June 30, 2006

Filed under: science»skepticism

Pyramid Scheme

Beth Kampschror writes in the July/August '06 Archeology:

Driving to the top of the pointy hill that looms above Visoko, some 20 miles northwest of Sarajevo, is a bit of a hassle these days. A brown sign points the way to the medieval ruins that cap its peak, and our car crawls up the winding mountain road, dodging considerable traffic. Halfway up, a uniformed policeman stops the car. "Do you have a permit?" he asks. This is crowd control. Thousands of people are making a pilgimage to this hill, but they're not coming to see the stone walls of medieval Visoki, or to have a vantage point from which to marvel at the rebuilding that has taken place since the 1992-1995 war. They're coming to look at, or help dig up, a pyramid in the heart of southeastern Europe.

Or rather, five pyramids. So says the Bosnian expatriate and self-styled researcher, Semir Osmanagic, who's leading the dig. In April of last year, the Sarajevo-born Osmanagic was in Visoko visiting the local museum director when he had an epiphany: The large hill overlooking the town, with its pyramid-like shape and sides corresponding with the four compass points, is actually the Bosnian "Pyramid of the Sun." He reckoned that four other pointy hills in the valley are the "Pyramid of the Moon," the "Pyramid of the Dragon," the "Pyramid of the Earth," and, at press time, an as-yet-unnamed pyramid.

Well, that's different. According to the article, Osmanagic has become quite the celebrity for these claims, assisted by charisma and an apparent tendency to dress like Indiana Jones. But is he crazy to think that there are pyramids in Bosnia?

Yes.

So, who is Semir Osmanagic? According to the press--the BBC and AP among others--he's a Bosnian archaeologist who's spent 15 years researching pyramids in the Western Hemisphere. But Osmanagic is no archaeologist. He's a Houston-based metalwork contractor who holds Sarajevo University degrees in economics and political science. His 15 years of "independent research" have resulted in publications like The World of the Maya, which claims the Maya were descendants of aliens from the Pleiades by way of Atlantis.
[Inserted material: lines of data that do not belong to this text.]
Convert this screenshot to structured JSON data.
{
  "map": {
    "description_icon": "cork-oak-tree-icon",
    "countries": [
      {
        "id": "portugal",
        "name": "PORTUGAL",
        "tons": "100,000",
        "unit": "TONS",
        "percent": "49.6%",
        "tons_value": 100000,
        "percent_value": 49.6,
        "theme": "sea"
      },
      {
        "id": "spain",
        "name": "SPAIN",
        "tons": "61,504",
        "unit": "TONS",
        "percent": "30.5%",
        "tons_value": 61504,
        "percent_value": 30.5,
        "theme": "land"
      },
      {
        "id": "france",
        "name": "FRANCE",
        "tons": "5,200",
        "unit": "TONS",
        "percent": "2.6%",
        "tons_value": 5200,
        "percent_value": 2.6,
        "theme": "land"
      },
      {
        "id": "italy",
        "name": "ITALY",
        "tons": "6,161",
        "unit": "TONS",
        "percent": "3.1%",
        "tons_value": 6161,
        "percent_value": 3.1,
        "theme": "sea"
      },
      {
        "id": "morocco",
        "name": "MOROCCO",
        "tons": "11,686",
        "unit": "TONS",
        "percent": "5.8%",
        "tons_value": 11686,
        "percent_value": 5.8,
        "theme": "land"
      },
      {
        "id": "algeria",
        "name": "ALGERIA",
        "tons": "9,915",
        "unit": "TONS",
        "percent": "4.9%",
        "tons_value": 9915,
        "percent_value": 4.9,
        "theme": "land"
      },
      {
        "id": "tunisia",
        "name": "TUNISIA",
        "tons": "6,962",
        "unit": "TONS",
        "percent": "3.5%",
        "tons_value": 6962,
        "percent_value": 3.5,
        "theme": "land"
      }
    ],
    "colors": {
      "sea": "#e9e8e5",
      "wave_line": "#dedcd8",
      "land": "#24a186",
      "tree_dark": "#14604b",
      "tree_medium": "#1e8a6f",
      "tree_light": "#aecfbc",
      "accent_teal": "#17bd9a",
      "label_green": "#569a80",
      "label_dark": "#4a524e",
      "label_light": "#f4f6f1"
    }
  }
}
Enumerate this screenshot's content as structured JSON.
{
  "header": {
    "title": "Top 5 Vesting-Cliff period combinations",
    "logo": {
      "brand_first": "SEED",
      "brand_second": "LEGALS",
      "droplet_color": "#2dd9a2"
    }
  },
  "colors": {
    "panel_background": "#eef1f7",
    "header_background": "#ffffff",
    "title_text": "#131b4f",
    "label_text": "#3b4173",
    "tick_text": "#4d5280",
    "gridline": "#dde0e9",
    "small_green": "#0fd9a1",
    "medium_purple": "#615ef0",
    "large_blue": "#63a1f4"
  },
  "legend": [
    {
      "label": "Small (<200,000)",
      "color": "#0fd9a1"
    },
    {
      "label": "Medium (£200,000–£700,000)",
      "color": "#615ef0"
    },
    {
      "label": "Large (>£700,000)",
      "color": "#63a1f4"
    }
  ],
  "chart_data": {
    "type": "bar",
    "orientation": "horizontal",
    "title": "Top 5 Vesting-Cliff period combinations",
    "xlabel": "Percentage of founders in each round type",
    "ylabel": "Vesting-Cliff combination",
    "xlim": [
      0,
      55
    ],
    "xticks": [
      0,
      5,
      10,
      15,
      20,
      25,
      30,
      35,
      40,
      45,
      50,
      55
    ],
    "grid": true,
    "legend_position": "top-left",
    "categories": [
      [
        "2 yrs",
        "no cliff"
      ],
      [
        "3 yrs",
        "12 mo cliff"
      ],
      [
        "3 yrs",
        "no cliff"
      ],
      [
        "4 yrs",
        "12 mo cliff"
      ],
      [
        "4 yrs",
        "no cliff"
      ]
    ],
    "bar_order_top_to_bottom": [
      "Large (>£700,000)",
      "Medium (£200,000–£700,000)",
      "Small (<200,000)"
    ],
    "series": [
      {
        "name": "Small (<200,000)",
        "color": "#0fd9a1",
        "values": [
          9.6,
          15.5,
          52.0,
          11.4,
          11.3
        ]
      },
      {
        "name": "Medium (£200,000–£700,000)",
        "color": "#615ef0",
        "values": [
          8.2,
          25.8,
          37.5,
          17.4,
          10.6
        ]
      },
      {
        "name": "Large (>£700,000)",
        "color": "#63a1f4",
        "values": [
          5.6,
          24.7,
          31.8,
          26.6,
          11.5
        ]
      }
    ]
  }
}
As to why the Maya disappeared in the tenth century A.D., he ridicules standard archaeology as the work of "Masonic cliques," and postulates, "Were perhaps those who were ready picked up in spaceships by their mentors from the Pleiades star cluster? Or perhaps they joined the Lords of the Galaxy and, in pods of light, set off on a journey of no return.

Wait, haven't I heard something like this before? From the similarly credentialed Freelance Police?

"Look, Max! It's those pyramid building aliens I've heard about in speculative films and books! They came to earth to build these immense structures to keep their razor blades sharp and their hamburger fresh!"

--Sam and Max, Fair Wind to Java

And as usual, and I hate to keep making this point over and over again but there's just no shortage of woo out there set me off, sloppy thinking from mystics and the credulous is actually going to cause much more serious problems down the line. Osmanagic's been able to take advantage of the disorganized Bosnian government and his new fame to grab digging permits for the hills. And while he's tearing them apart to look for little green men, real historical artifacts will almost certainly be disturbed or destroyed.

Bosnia's archaeological heritage is considerable--of the six former Yugoslav republics that broke apart in the 1990s, only Macedonia has more sites--and in April some 20 Bosnian archaeologists and historians issued a protest letter and lobbied for Osmanagic's dig to be stopped. They noted that the Visoko area holds stecci (medieval Bosnian gravestones) and remains of Neolithic, Roman, and medieval sites, which they fear an amateur dig could destroy. Archaeologists say that Osmanagic has already destroyed medieval graves, though at press time there was no publicly available evidence that he had disturbed burials.

Like everyone else who makes these kinds of ridiculous claims, Osmanagic simply ignores critics and lies about his "accomplishments," claiming to have published articles that don't exist, and trumpeting laughable evidence. The pictures in Archeology are always fantastic, but here they're stunningly mundane. In one, Osmanagic stands next to a cordoned-off trench revealing what he claims is the first wall of the pyramid. It just looks like a big rock. The hill itself doesn't look particularly pyramid-like. If you published that picture with the caption "Low mountains of the Shenandoah river valley," no-one would look twice.

Archaeology has an update on the article, and the gullible media coverage of the "pyramid," here. Atlantis figures into it.